= Józef Sękalski =

Polish painter, printer, etcher and illustrator

Józef Sękalski (1904–1972), also known as Josef Sekalski and Juozapas Senkalskis, was a Polish painter, printer, etcher and illustrator who lived and worked in Scotland.

==Biography==
Sękalski was born in Turek, central Poland. He joined the Polish Forces in exile in the United Kingdom during World War II. He remained in St. Andrews, in Fife, Scotland, after the war, with his partner Roberta Hodges, a painter herself. Sękalski constructed his printing press himself, from the back axle of a car, a tuck box and some odd items and built the machine on the floor of his apartment at 29 North Street St. Andrews. They had their studio in their own home, The Bell Rock House, at St. Andrews Harbour. Along with Alison and Winifred McKenzie and Annabel Kidston, he belonged to the St. Andrews Group of wood engravers.

==Artistic career==
Sękalski taught at Glasgow School of Art, and taught Graphic Design at the Dundee Institute of Art and Technology, the later Duncan Of Jordanstone College Of Art, University Of Dundee.

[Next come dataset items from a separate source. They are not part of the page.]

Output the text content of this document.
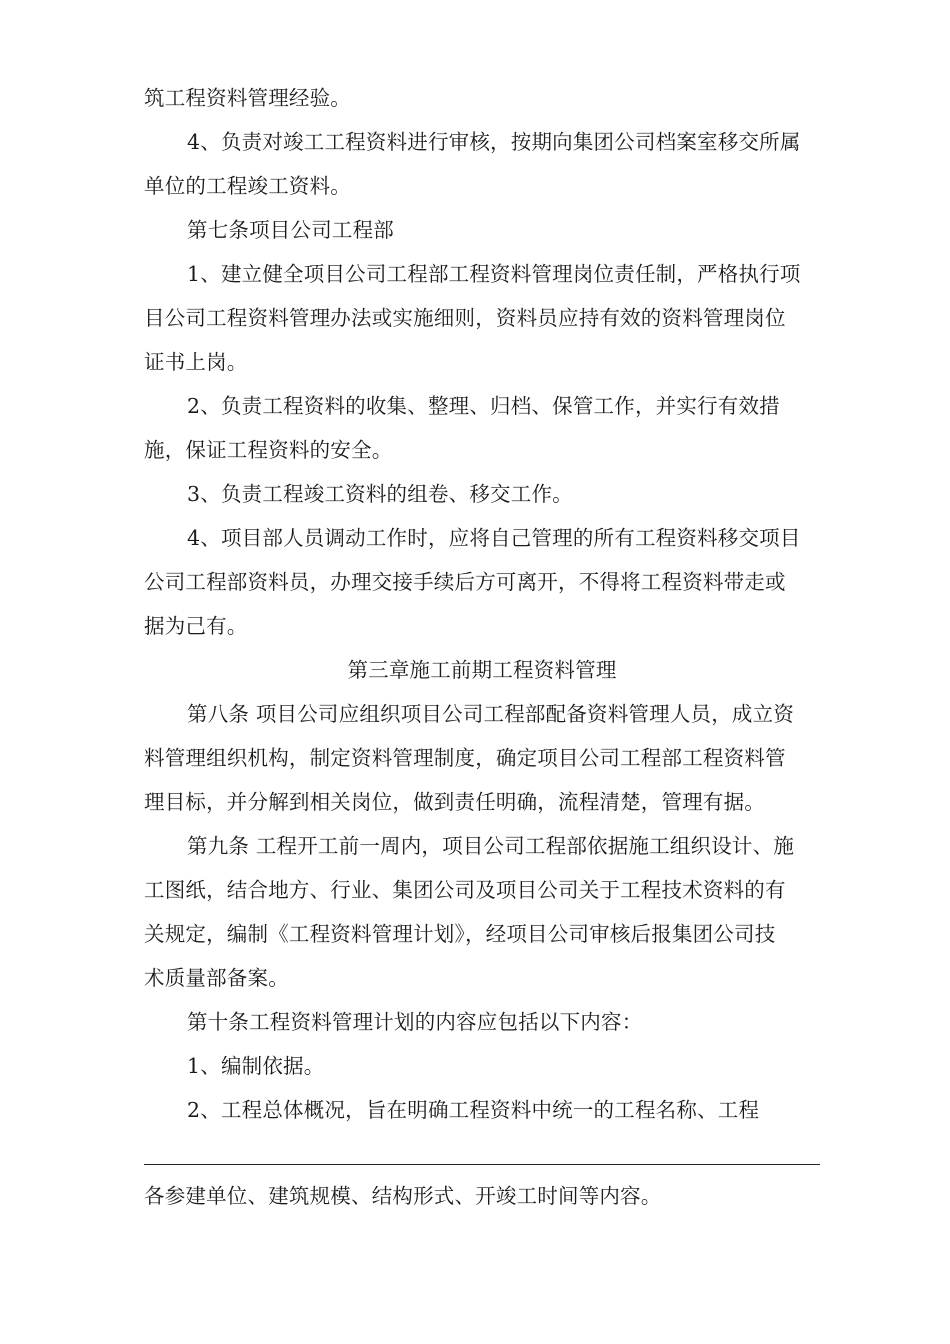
筑工程资料管理经验。
4、负责对竣工工程资料进行审核，按期向集团公司档案室移交所属
单位的工程竣工资料。
第七条项目公司工程部
1、建立健全项目公司工程部工程资料管理岗位责任制，严格执行项
目公司工程资料管理办法或实施细则，资料员应持有效的资料管理岗位
证书上岗。
2、负责工程资料的收集、整理、归档、保管工作，并实行有效措
施，保证工程资料的安全。
3、负责工程竣工资料的组卷、移交工作。
4、项目部人员调动工作时，应将自己管理的所有工程资料移交项目
公司工程部资料员，办理交接手续后方可离开，不得将工程资料带走或
据为己有。
第三章施工前期工程资料管理
第八条 项目公司应组织项目公司工程部配备资料管理人员，成立资
料管理组织机构，制定资料管理制度，确定项目公司工程部工程资料管
理目标，并分解到相关岗位，做到责任明确，流程清楚，管理有据。
第九条 工程开工前一周内，项目公司工程部依据施工组织设计、施
工图纸，结合地方、行业、集团公司及项目公司关于工程技术资料的有
关规定，编制《工程资料管理计划》，经项目公司审核后报集团公司技
术质量部备案。
第十条工程资料管理计划的内容应包括以下内容：
1、编制依据。
2、工程总体概况，旨在明确工程资料中统一的工程名称、工程
各参建单位、建筑规模、结构形式、开竣工时间等内容。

Sękalski illustrated works including A call from Warsaw: an anthology of underground Warsaw poetry (J. Harasowska, 1944). This book was first printed secretly under German occupation in Warsaw in 1940 and was reprinted by the Polish library in 1942. He also provided wood-cut engravings for St. Andrews: Its Character and Tradition (1951), published by The St. Andrews Preservation Trust, and illustrated F.C. Anstruther's Old Polish Legends (1997).

His work is held by museums and galleries, including the McManus Galleries in Dundee.